Through compartmentalization of access to data flows and information through rigidly enforced organizational protocols, informational security can remain protected while affording the use of AI to augment the ability of the organization to achieve its targets. Through consistent training and engagement with the technology, fine tuning the use through experimentation and ensuring the separation of sensitive information from information accessible to the technology, a balance can be achieved between security and effective use of AI.
Takeaways
There is a lot to digest, and with what I have learned today I realize that the process of integrating this rapidly evolving technology into the global bureausphere is layered with complexities that require harmonizing approaches across a number of different contexts to ensure that the adoption of AI works in our collective favor.
In that direction, there are some takeaways that came about from this conversation, starting with the reality of the gap between the pace of development of AI and the relatively slower pace of development of international cooperation and legislative frameworks.
Organizations, both governmental and intergovernmental need to enhance their agility and wield the mechanisms they have at their disposal, as well as the ones recommended by the AI Advisory Body more effectively. In their current formats, these mechanisms will find it difficult to maintain relevance in their decisions, outcomes, and recommendations when it comes to AI given the disparity in pacing.

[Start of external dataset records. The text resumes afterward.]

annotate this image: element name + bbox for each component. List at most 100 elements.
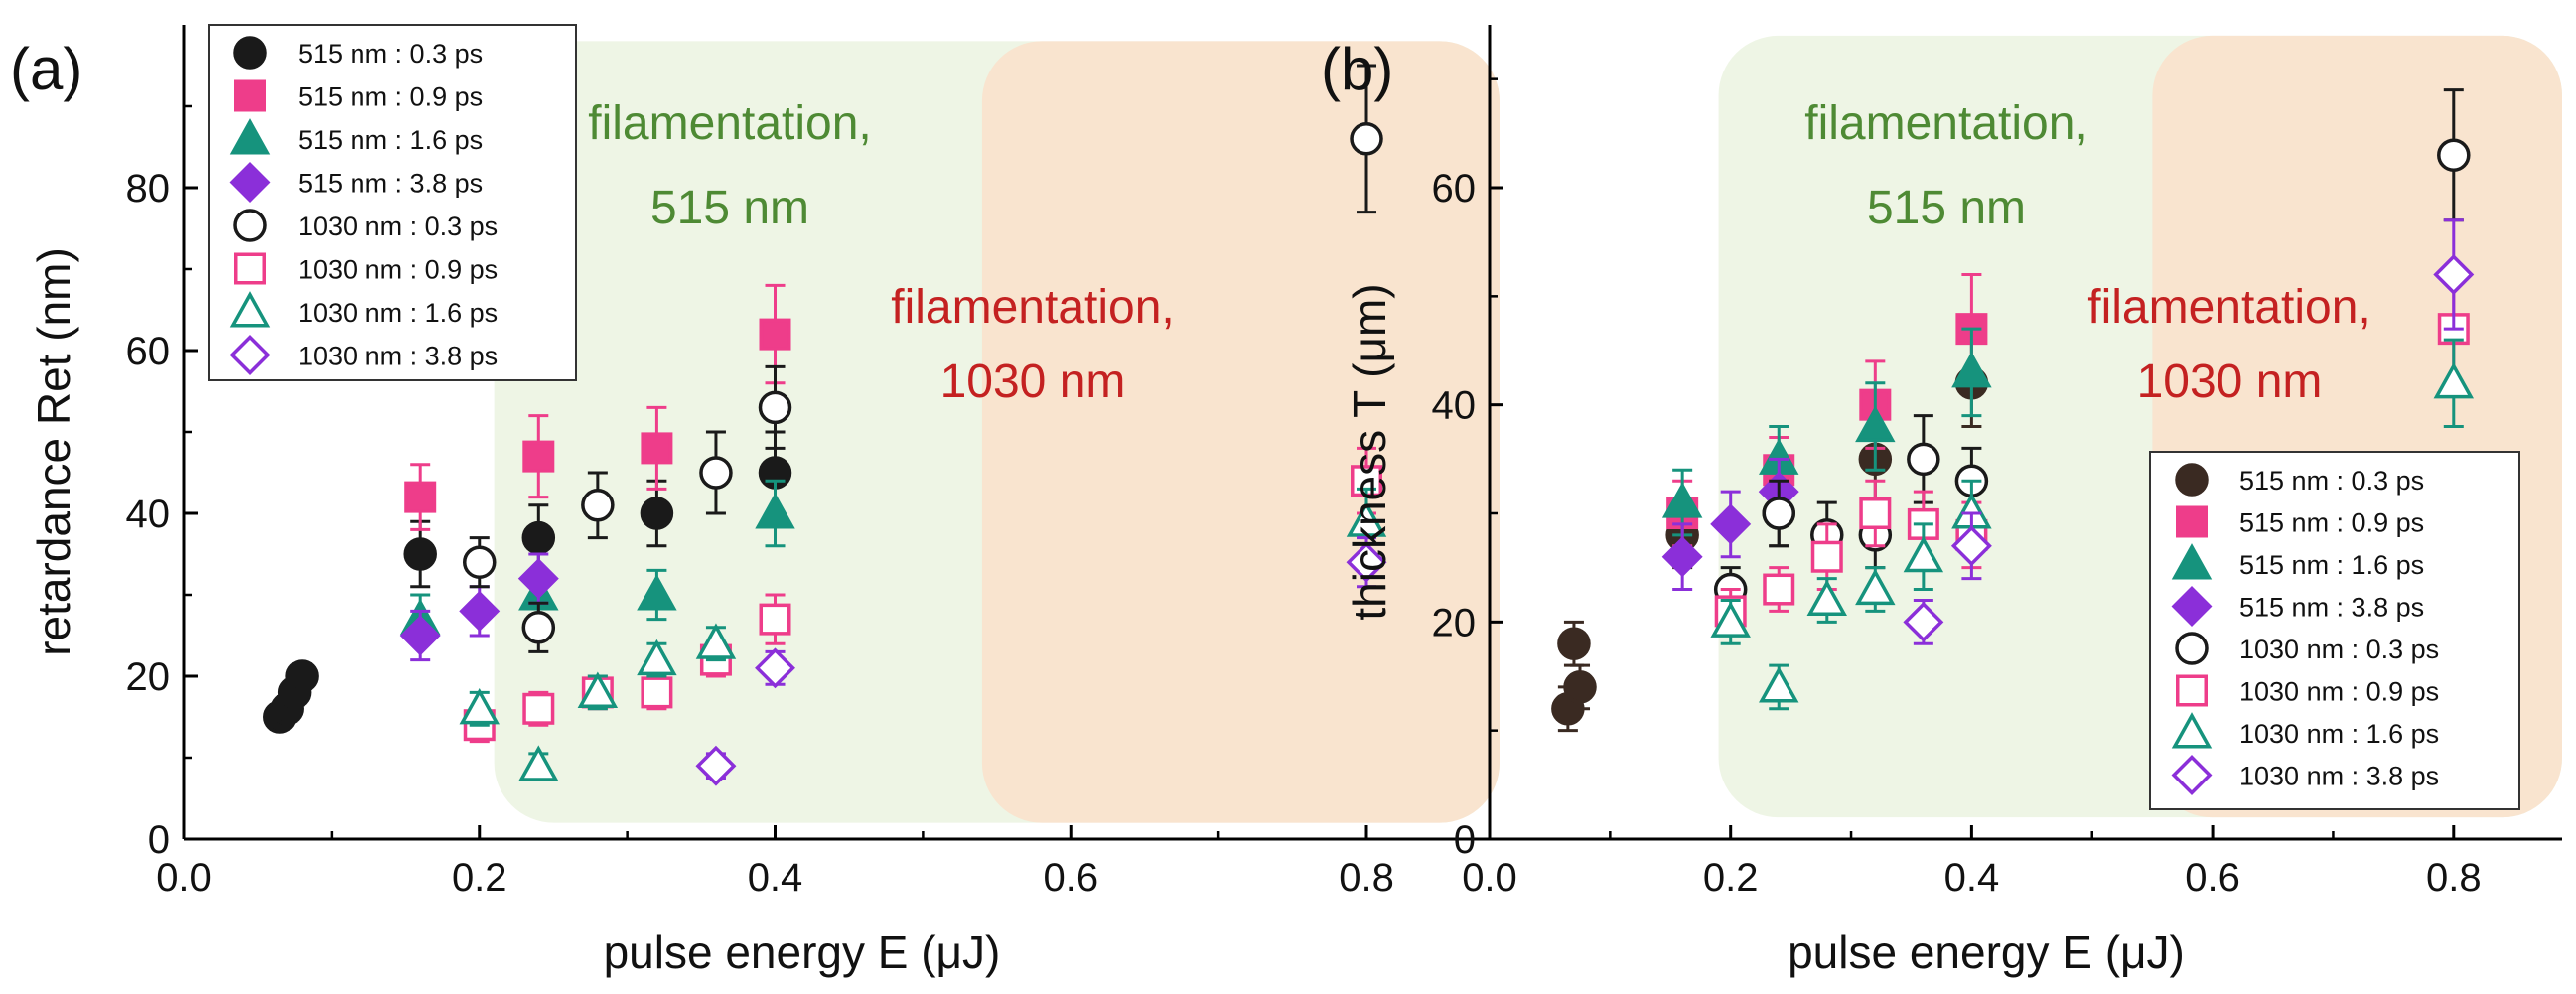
legend-marker — [2171, 712, 2213, 749]
data-point — [522, 692, 555, 725]
data-point — [1346, 541, 1387, 583]
y-axis-label: retardance Ret (nm) — [28, 247, 79, 656]
data-point — [521, 611, 556, 644]
y-tick-label: 40 — [126, 493, 171, 536]
legend-marker — [2176, 674, 2208, 707]
legend-marker — [2171, 586, 2213, 627]
region-label: 1030 nm — [940, 355, 1126, 408]
data-point — [2433, 253, 2475, 295]
legend-item: 1030 nm : 0.3 ps — [2239, 635, 2439, 664]
legend-marker — [229, 335, 271, 375]
data-point — [759, 603, 791, 636]
x-tick-label: 0.6 — [1043, 856, 1098, 900]
x-tick-label: 0.2 — [1703, 856, 1759, 900]
data-point — [640, 497, 674, 530]
data-point — [755, 493, 795, 529]
data-point — [1763, 573, 1795, 606]
data-point — [403, 537, 437, 571]
data-point — [1855, 405, 1896, 443]
x-tick-label: 0.2 — [452, 856, 507, 900]
series-515-nm-3-8-ps — [399, 552, 559, 662]
legend-item: 515 nm : 1.6 ps — [2239, 550, 2424, 580]
data-point — [637, 639, 677, 676]
legend-item: 1030 nm : 0.9 ps — [298, 255, 498, 285]
legend-marker — [2175, 632, 2209, 665]
data-point — [521, 520, 556, 555]
data-point — [399, 615, 441, 656]
data-point — [1563, 670, 1597, 704]
data-point — [637, 574, 677, 611]
region-label: filamentation, — [2087, 281, 2371, 334]
legend: 515 nm : 0.3 ps 515 nm : 0.9 ps 515 nm : 1… — [208, 24, 577, 381]
data-point — [1855, 568, 1896, 606]
y-tick-label: 60 — [126, 330, 171, 373]
series-1030-nm-3-8-ps — [695, 536, 1387, 786]
legend-item: 515 nm : 0.9 ps — [298, 82, 483, 112]
y-tick-label: 0 — [1454, 818, 1476, 862]
legend-item: 1030 nm : 1.6 ps — [298, 298, 498, 328]
data-point — [577, 671, 619, 708]
y-tick-label: 20 — [126, 655, 171, 699]
data-point — [1951, 352, 1992, 388]
data-point — [699, 456, 733, 490]
x-tick-label: 0.0 — [1462, 856, 1517, 900]
series-1030-nm-0-3-ps — [463, 64, 1383, 653]
data-point — [518, 745, 559, 781]
region-label: filamentation, — [588, 97, 872, 150]
legend-item: 515 nm : 3.8 ps — [2239, 593, 2424, 623]
y-tick-label: 60 — [1432, 167, 1477, 211]
data-point — [459, 687, 500, 725]
region-label: filamentation, — [1804, 97, 2088, 150]
data-point — [1557, 627, 1591, 660]
data-point — [1710, 503, 1752, 545]
data-point — [1806, 579, 1847, 617]
data-point — [463, 545, 497, 579]
x-tick-label: 0.8 — [2426, 856, 2482, 900]
data-point — [755, 647, 795, 689]
data-point — [1350, 122, 1383, 156]
data-point — [1759, 666, 1799, 703]
data-point — [1661, 536, 1703, 578]
legend-marker — [2171, 543, 2213, 580]
data-point — [1810, 540, 1843, 573]
data-point — [517, 558, 559, 600]
legend-marker — [233, 36, 267, 70]
data-point — [459, 590, 501, 632]
data-point — [1762, 497, 1795, 530]
data-point — [758, 390, 792, 425]
x-tick-label: 0.6 — [2185, 856, 2240, 900]
legend-item: 1030 nm : 1.6 ps — [2239, 719, 2439, 749]
legend-item: 1030 nm : 0.9 ps — [2239, 677, 2439, 707]
y-tick-label: 80 — [126, 167, 171, 211]
data-point — [1859, 497, 1892, 529]
y-tick-label: 20 — [1432, 601, 1477, 644]
data-point — [1907, 442, 1940, 477]
data-point — [1346, 500, 1387, 537]
legend-marker — [229, 162, 271, 203]
x-tick-label: 0.4 — [1944, 856, 2000, 900]
legend-item: 515 nm : 0.3 ps — [2239, 466, 2424, 496]
legend-marker — [229, 118, 271, 155]
y-axis-label: thickness T (μm) — [1344, 283, 1395, 620]
series-1030-nm-1-6-ps — [1710, 338, 2475, 711]
legend-marker — [2171, 755, 2213, 795]
data-point — [522, 440, 555, 473]
legend-item: 515 nm : 0.9 ps — [2239, 508, 2424, 538]
y-tick-label: 40 — [1432, 384, 1477, 428]
chart-panel-b: filamentation, 515 nm filamentation, 1030 n… — [1321, 25, 2562, 978]
series-1030-nm-3-8-ps — [1903, 218, 2475, 645]
data-point — [404, 481, 437, 513]
series-515-nm-3-8-ps — [1661, 457, 1799, 592]
data-point — [695, 745, 737, 786]
legend-marker — [229, 291, 271, 328]
legend-marker — [2175, 463, 2209, 497]
legend-box — [208, 24, 577, 381]
data-point — [581, 489, 615, 522]
data-point — [1950, 525, 1992, 567]
x-tick-label: 0.0 — [156, 856, 212, 900]
series-1030-nm-1-6-ps — [459, 487, 1387, 781]
legend-marker — [234, 252, 266, 285]
data-point — [1903, 601, 1944, 642]
region-label: 515 nm — [1867, 182, 2026, 234]
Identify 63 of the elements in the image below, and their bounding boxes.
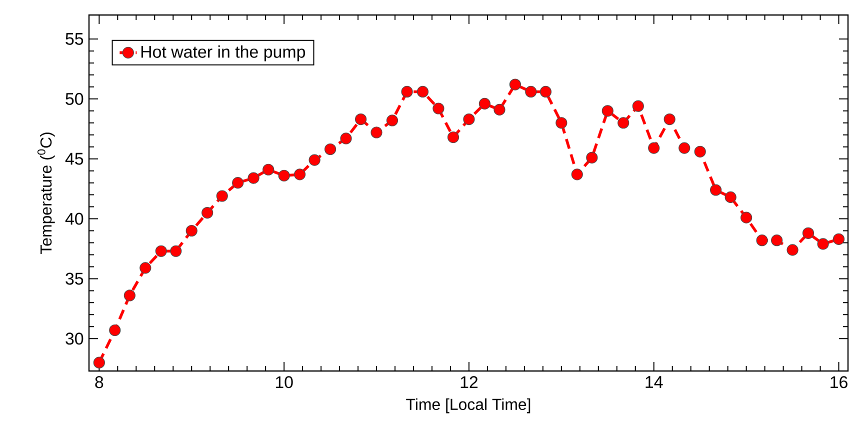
y-tick-label: 40: [65, 212, 84, 225]
point: [740, 212, 752, 224]
point: [401, 86, 413, 98]
point: [509, 78, 521, 90]
y-tick-label: 50: [66, 92, 84, 105]
point: [724, 191, 736, 203]
x-axis-title: Time [Local Time]: [406, 398, 530, 414]
point: [186, 224, 198, 237]
point: [232, 177, 244, 189]
point: [93, 356, 105, 368]
point: [124, 290, 136, 302]
point: [262, 164, 274, 176]
point: [618, 117, 630, 129]
point: [324, 143, 336, 156]
point: [308, 154, 320, 166]
point: [602, 105, 614, 117]
point: [432, 102, 444, 114]
point: [802, 227, 814, 239]
point: [416, 86, 429, 98]
point: [494, 104, 506, 116]
point: [664, 113, 676, 126]
x-tick-label: 12: [460, 376, 478, 388]
point: [202, 206, 214, 219]
point: [216, 190, 228, 202]
x-tick-label: 8: [95, 376, 104, 388]
point: [648, 142, 660, 154]
y-tick-label: 55: [66, 33, 84, 45]
point: [771, 234, 783, 246]
point: [786, 244, 798, 256]
point: [571, 168, 583, 180]
y-tick-label: 30: [66, 332, 84, 345]
point: [586, 152, 598, 164]
point: [370, 126, 382, 138]
x-tick-label: 14: [646, 376, 663, 388]
legend-label: Hot water in the pump: [141, 45, 306, 62]
point: [540, 86, 552, 98]
point: [478, 98, 490, 110]
y-tick-label: 35: [66, 272, 84, 285]
point: [278, 170, 290, 182]
point: [170, 245, 182, 257]
point: [694, 146, 706, 158]
point: [109, 324, 121, 336]
point: [155, 245, 167, 257]
point: [632, 100, 644, 112]
point: [386, 114, 398, 126]
x-tick-label: 10: [276, 376, 293, 388]
point: [710, 184, 722, 196]
point: [294, 168, 306, 180]
point: [817, 238, 829, 250]
point: [340, 132, 352, 144]
point: [678, 142, 690, 154]
point: [140, 262, 152, 274]
point: [355, 113, 367, 126]
x-tick-label: 16: [830, 376, 848, 388]
point: [463, 113, 475, 126]
point: [832, 233, 845, 245]
point: [756, 234, 768, 246]
y-axis-title: Temperature ($^{0}$C): [37, 132, 55, 254]
point: [248, 172, 260, 184]
point: [525, 86, 537, 98]
y-tick-label: 45: [65, 152, 84, 165]
point: [556, 117, 568, 129]
point: [447, 131, 460, 144]
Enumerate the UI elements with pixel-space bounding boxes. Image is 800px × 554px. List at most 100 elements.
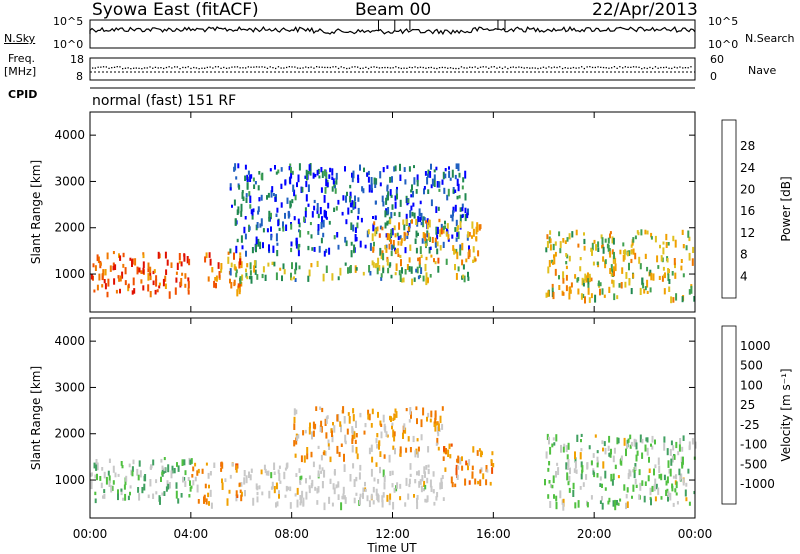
range-cell [663, 474, 666, 481]
range-cell [218, 271, 221, 279]
range-cell [147, 284, 150, 292]
range-cell [396, 186, 398, 191]
range-cell [607, 237, 610, 244]
range-cell [326, 182, 329, 188]
range-cell [331, 273, 334, 281]
range-cell [308, 427, 311, 435]
range-cell [425, 256, 428, 261]
range-cell [246, 174, 249, 181]
range-cell [277, 469, 280, 474]
range-cell [245, 272, 248, 278]
range-cell [409, 447, 412, 453]
range-cell [101, 467, 104, 471]
range-cell [274, 196, 277, 202]
range-cell [611, 249, 614, 255]
range-cell [341, 211, 344, 216]
range-cell [468, 480, 471, 485]
range-cell [173, 468, 176, 474]
range-cell [408, 478, 411, 485]
range-cell [312, 430, 315, 437]
range-cell [294, 493, 297, 497]
range-cell [625, 494, 628, 499]
range-cell [215, 282, 217, 289]
range-cell [129, 485, 132, 489]
range-cell [644, 444, 647, 452]
range-cell [293, 189, 296, 197]
range-cell [565, 462, 568, 470]
range-cell [284, 180, 287, 186]
range-cell [552, 261, 554, 265]
range-cell [546, 241, 549, 248]
range-cell [351, 200, 354, 208]
range-cell [549, 244, 552, 251]
range-cell [112, 251, 115, 255]
freq-point [141, 68, 143, 70]
range-cell [376, 226, 379, 232]
range-cell [667, 491, 670, 497]
range-cell [294, 268, 297, 275]
range-cell [283, 269, 286, 275]
noise-series-line [89, 25, 696, 36]
range-cell [464, 478, 467, 486]
range-cell [147, 268, 150, 273]
range-cell [411, 211, 414, 217]
freq-point [570, 67, 572, 69]
beam-label: Beam 00 [355, 0, 432, 20]
range-cell [319, 406, 322, 410]
range-cell [626, 487, 629, 493]
range-cell [297, 174, 300, 183]
range-cell [414, 450, 417, 458]
range-cell [444, 225, 446, 229]
range-cell [423, 488, 425, 492]
range-cell [551, 484, 554, 489]
freq-point [545, 67, 547, 69]
range-cell [632, 237, 635, 243]
range-cell [601, 483, 603, 488]
range-cell [667, 273, 670, 281]
range-cell [257, 238, 260, 247]
y-tick-label: 4000 [54, 128, 85, 142]
range-cell [614, 263, 617, 272]
range-cell [182, 476, 184, 483]
range-cell [406, 235, 409, 239]
freq-point [176, 66, 178, 68]
range-cell [480, 450, 483, 458]
range-cell [236, 238, 239, 243]
freq-point [209, 66, 211, 68]
range-cell [435, 442, 438, 446]
range-cell [241, 245, 244, 250]
range-cell [353, 201, 356, 207]
range-cell [337, 199, 340, 205]
range-cell [375, 462, 378, 467]
range-cell [451, 482, 454, 488]
range-cell [599, 288, 601, 296]
range-cell [254, 269, 257, 275]
freq-point [520, 66, 523, 69]
range-cell [600, 234, 603, 239]
range-cell [590, 495, 593, 500]
range-cell [693, 296, 696, 302]
range-cell [122, 263, 125, 268]
range-cell [184, 470, 187, 476]
range-cell [379, 451, 382, 457]
range-cell [284, 494, 287, 498]
range-cell [486, 469, 489, 473]
range-cell [344, 262, 347, 266]
range-cell [436, 226, 439, 234]
range-cell [645, 437, 648, 442]
range-cell [672, 297, 675, 303]
range-cell [430, 410, 433, 418]
range-cell [562, 238, 565, 243]
range-cell [450, 214, 453, 218]
range-cell [393, 225, 396, 231]
range-cell [262, 242, 264, 249]
range-cell [477, 480, 480, 485]
range-cell [388, 233, 391, 241]
range-cell [643, 289, 646, 294]
range-cell [308, 269, 311, 277]
range-cell [630, 258, 633, 264]
range-cell [256, 222, 259, 229]
range-cell [124, 267, 127, 275]
range-cell [342, 486, 345, 494]
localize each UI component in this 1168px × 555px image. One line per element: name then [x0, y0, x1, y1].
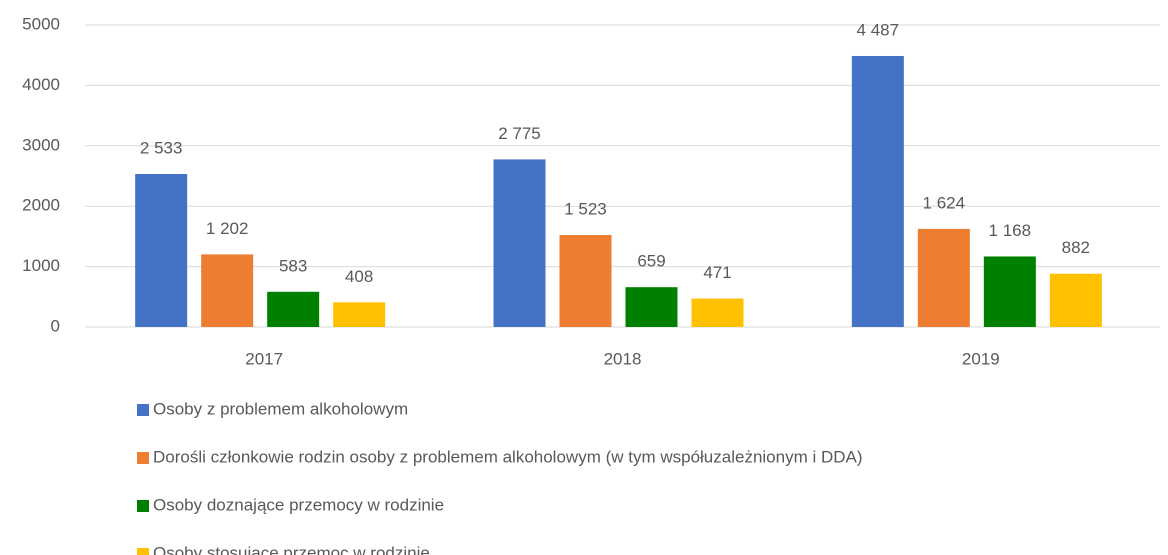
data-label: 1 202	[206, 219, 249, 238]
bar	[983, 256, 1036, 327]
data-label: 471	[703, 263, 731, 282]
bar	[851, 55, 904, 327]
data-label: 659	[637, 252, 665, 271]
y-tick-label: 0	[51, 316, 60, 335]
bar	[625, 287, 678, 327]
data-label: 583	[279, 256, 307, 275]
bar	[691, 298, 744, 327]
y-tick-label: 3000	[22, 135, 60, 154]
data-label: 882	[1062, 238, 1090, 257]
legend-label: Osoby z problemem alkoholowym	[153, 399, 408, 418]
bar	[1049, 273, 1102, 327]
x-tick-label: 2018	[604, 349, 642, 368]
y-tick-label: 5000	[22, 14, 60, 33]
bar	[135, 174, 188, 327]
data-label: 1 523	[564, 199, 607, 218]
x-tick-label: 2019	[962, 349, 1000, 368]
bar	[333, 302, 386, 327]
legend-label: Osoby doznające przemocy w rodzinie	[153, 495, 444, 514]
data-label: 2 533	[140, 138, 183, 157]
x-tick-label: 2017	[245, 349, 283, 368]
data-label: 408	[345, 267, 373, 286]
data-label: 2 775	[498, 124, 541, 143]
bar	[201, 254, 254, 327]
data-label: 1 168	[989, 221, 1032, 240]
legend-swatch	[137, 500, 149, 512]
bar	[559, 235, 612, 327]
legend-label: Dorośli członkowie rodzin osoby z proble…	[153, 447, 863, 466]
bar	[493, 159, 546, 327]
y-tick-label: 1000	[22, 256, 60, 275]
legend-swatch	[137, 452, 149, 464]
data-label: 4 487	[857, 20, 900, 39]
legend-label: Osoby stosujące przemoc w rodzinie	[153, 543, 430, 555]
data-label: 1 624	[923, 193, 966, 212]
bar	[917, 228, 970, 327]
bar	[267, 291, 320, 327]
legend-swatch	[137, 404, 149, 416]
legend-swatch	[137, 548, 149, 555]
y-tick-label: 4000	[22, 75, 60, 94]
y-tick-label: 2000	[22, 196, 60, 215]
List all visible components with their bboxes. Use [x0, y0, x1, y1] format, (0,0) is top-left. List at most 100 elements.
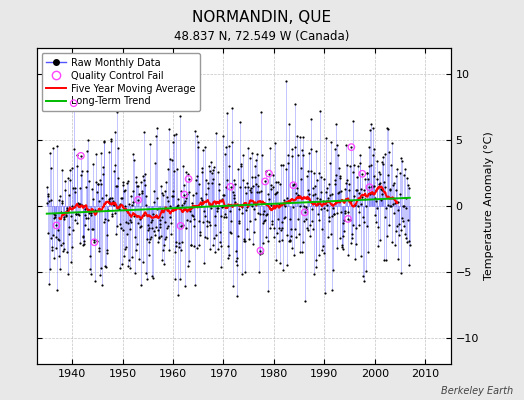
Point	[290, 252, 298, 259]
Point	[199, 218, 208, 225]
Point	[350, 162, 358, 169]
Point	[89, 160, 97, 167]
Point	[47, 165, 56, 172]
Point	[98, 195, 106, 201]
Point	[179, 221, 187, 228]
Point	[156, 220, 164, 227]
Point	[336, 175, 344, 181]
Point	[109, 201, 117, 208]
Point	[136, 216, 145, 222]
Point	[169, 139, 177, 146]
Point	[191, 282, 199, 288]
Point	[334, 164, 343, 171]
Point	[173, 166, 181, 172]
Point	[361, 196, 369, 202]
Point	[192, 132, 201, 139]
Point	[284, 160, 292, 166]
Point	[289, 204, 297, 210]
Point	[264, 288, 272, 294]
Point	[228, 139, 236, 145]
Point	[139, 212, 148, 218]
Point	[113, 109, 121, 116]
Point	[382, 205, 390, 211]
Point	[174, 202, 182, 208]
Point	[188, 212, 196, 218]
Point	[215, 187, 223, 194]
Point	[228, 105, 236, 111]
Point	[121, 187, 129, 193]
Point	[338, 242, 346, 248]
Text: 48.837 N, 72.549 W (Canada): 48.837 N, 72.549 W (Canada)	[174, 30, 350, 43]
Point	[230, 177, 238, 183]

Similarly, intergovernmental approaches to governance and regulation need to adopt a more agile mode of thinking to ensure continued relevance, and to avoid the rise of a legislative patchwork with gross inconsistencies across the international arena that could feature gaps or havens that adversely impact the entire ecosystem through unregulated development of the technology.
On the operational side, governmental and intergovernmental organizations need to develop clarity of purpose when adopting AI, and establish mechanisms to balance between ensuring confidentiality, security of information and effective use of the technology to achieve a reasonable return on their investments.
They must also proactively engage in training, experimentation and skill development of their personnel, to ensure safe use and useful outputs. In that respect, they must also ensure that chains of accountability remain solid, and avoid the temptation of overreliance on AI, even as its processing power and capabilities increase. Overreliance can lead to progressive deskilling of personnel over time and the loss of key cross cultural and negotiation skills that are integral to diplomacy and international relations.
The insights gained from this conversation underscore a critical truth: effective AI integration requires a blend of agility, collaboration, and human oversight. As AI reshapes global dynamics, the challenge lies in harnessing its potential while maintaining the human elements at the core of global diplomacy.